Oscar Vicente Ojea Quintana (15 October 1946) is an Argentine prelate of the Catholic Church who has been bishop of San Isidro since 2011 after being named bishop coadjutor there in 2009. He was an auxiliary bishop of Buenos Aires from 2006 until 2009.

== Biography ==
Born in Buenos Aires on 15 October 1946, Ojea Quintana attended the seminary in his native diocese and earned a bachelor's degree in theology at the Catholic University of Argentina. He was ordained a priest of the Diocese of Buenos Aires on 25 November 1972.

He was a parish vicar from 1973 to 1985 and then priest in the parishes of Saint Magdalena and Saint Rose of Lima. Beginning in 1994 he led the parish of Our Lady of Perpetual Help, one of the largest and most important in Buenos Aires. He served several times as deacon of zone 2 of the diocese and assessor of the Christian Family Movement.

On 24 May 2006, he was appointed auxiliary bishop of Buenos Aires and titular bishop of Suelli. Ojea Quintana received his episcopal consecration on the following 2 September from Jorge Mario Bergoglio, archbishop of Buenos Aires, the later Pope Francis, with archbishop emeritus of Rosario, Eduardo Mirás, and archbishop of La Plata, Héctor Rubén Aguer, serving as co-consecrators.

On 7 October 2009, he was appointed bishop co-adjutor of San Isidro, succeeding as bishop on 30 December 2011.

He was elected to a three-year term as president of the Argentine Bishops Conference in the fall of 2017 and has been re-elected.

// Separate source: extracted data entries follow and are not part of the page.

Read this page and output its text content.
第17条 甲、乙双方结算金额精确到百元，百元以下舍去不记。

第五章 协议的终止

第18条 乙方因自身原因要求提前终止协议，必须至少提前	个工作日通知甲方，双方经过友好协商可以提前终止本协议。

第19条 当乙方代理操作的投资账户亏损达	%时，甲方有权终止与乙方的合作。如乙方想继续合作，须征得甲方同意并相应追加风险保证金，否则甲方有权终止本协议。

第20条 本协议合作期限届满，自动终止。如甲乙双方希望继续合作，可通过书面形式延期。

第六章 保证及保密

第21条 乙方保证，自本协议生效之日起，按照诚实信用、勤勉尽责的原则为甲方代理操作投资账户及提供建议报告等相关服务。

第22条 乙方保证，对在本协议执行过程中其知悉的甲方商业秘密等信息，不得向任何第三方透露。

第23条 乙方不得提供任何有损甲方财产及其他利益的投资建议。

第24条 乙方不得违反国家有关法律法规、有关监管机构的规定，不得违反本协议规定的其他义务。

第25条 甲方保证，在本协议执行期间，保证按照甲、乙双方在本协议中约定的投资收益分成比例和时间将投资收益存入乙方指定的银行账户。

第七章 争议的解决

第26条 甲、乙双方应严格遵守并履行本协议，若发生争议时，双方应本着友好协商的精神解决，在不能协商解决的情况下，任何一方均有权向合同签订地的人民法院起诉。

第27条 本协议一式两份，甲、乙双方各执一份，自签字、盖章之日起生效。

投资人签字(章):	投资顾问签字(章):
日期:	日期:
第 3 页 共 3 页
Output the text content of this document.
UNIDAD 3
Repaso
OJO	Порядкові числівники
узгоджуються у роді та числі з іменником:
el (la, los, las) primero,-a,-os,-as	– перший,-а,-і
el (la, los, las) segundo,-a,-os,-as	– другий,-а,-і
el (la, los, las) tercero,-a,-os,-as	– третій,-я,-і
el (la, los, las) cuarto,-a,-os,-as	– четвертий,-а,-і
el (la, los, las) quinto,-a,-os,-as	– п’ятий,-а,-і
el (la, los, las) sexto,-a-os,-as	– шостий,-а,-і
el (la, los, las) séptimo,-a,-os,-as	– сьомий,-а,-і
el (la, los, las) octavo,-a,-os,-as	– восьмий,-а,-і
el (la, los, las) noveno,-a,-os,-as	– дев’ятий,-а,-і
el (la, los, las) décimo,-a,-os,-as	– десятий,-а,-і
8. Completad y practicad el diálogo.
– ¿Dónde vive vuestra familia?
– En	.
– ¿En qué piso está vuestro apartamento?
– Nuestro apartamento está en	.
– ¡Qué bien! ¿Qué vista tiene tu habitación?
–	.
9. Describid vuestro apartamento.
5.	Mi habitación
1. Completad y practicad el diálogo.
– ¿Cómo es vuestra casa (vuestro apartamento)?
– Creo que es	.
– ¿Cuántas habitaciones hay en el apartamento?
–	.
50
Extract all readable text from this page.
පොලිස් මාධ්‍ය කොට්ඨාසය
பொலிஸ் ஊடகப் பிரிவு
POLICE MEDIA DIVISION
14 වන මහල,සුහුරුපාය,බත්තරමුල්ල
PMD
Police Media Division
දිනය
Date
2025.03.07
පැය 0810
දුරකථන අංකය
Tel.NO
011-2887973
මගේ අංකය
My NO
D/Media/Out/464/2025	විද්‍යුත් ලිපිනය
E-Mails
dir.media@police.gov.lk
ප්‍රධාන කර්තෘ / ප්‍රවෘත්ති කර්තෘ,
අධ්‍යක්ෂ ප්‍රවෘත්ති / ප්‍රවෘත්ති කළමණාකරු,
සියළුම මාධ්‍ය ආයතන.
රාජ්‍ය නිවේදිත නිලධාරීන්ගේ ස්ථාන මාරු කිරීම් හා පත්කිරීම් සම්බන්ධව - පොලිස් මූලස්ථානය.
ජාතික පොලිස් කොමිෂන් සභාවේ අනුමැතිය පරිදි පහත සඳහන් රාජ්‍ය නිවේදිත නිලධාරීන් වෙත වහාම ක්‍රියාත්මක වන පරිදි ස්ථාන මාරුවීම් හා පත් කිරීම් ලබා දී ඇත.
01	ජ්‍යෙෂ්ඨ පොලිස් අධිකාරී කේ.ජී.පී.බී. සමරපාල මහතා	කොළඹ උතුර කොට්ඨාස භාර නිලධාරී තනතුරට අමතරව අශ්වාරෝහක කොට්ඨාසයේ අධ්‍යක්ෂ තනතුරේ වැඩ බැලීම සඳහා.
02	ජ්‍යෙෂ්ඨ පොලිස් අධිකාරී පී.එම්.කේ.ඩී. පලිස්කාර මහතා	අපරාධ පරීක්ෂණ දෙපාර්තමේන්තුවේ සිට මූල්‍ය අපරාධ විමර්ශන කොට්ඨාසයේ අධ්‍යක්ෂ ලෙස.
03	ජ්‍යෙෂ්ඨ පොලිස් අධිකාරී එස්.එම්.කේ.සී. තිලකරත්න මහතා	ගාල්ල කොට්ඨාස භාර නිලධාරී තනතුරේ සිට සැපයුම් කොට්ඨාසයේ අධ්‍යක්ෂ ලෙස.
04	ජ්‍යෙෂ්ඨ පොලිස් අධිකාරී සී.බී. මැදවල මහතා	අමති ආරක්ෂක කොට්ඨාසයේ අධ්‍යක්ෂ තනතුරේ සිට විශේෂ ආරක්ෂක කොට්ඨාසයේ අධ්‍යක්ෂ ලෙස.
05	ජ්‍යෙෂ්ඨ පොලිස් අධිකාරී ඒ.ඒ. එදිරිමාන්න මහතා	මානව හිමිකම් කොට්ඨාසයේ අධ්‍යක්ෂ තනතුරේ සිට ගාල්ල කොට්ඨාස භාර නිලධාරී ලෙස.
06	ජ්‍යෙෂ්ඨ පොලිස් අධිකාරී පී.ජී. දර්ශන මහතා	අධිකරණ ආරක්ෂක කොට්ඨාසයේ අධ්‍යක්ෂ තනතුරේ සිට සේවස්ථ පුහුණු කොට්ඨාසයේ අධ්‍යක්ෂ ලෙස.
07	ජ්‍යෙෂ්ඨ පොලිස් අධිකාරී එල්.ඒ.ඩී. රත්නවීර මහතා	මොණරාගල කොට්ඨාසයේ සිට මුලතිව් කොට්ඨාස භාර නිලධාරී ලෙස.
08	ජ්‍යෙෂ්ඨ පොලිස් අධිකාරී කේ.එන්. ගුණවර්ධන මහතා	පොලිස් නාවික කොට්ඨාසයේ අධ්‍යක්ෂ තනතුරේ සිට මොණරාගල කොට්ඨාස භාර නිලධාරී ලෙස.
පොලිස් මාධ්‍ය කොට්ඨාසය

On 8 March 2018, Pope Francis named him a member of the council of 18 bishops charged with preparing the Synod on the Amazon in 2019.

After revelations of political favoritism in the distribution of COVID-19 vaccine, Ojea decried the fact that politics were allowed to play a role in vaccine distribution. He said it "must have a universal scope, no one should be left without it, and those who are responsible for essential care deserve to receive it first".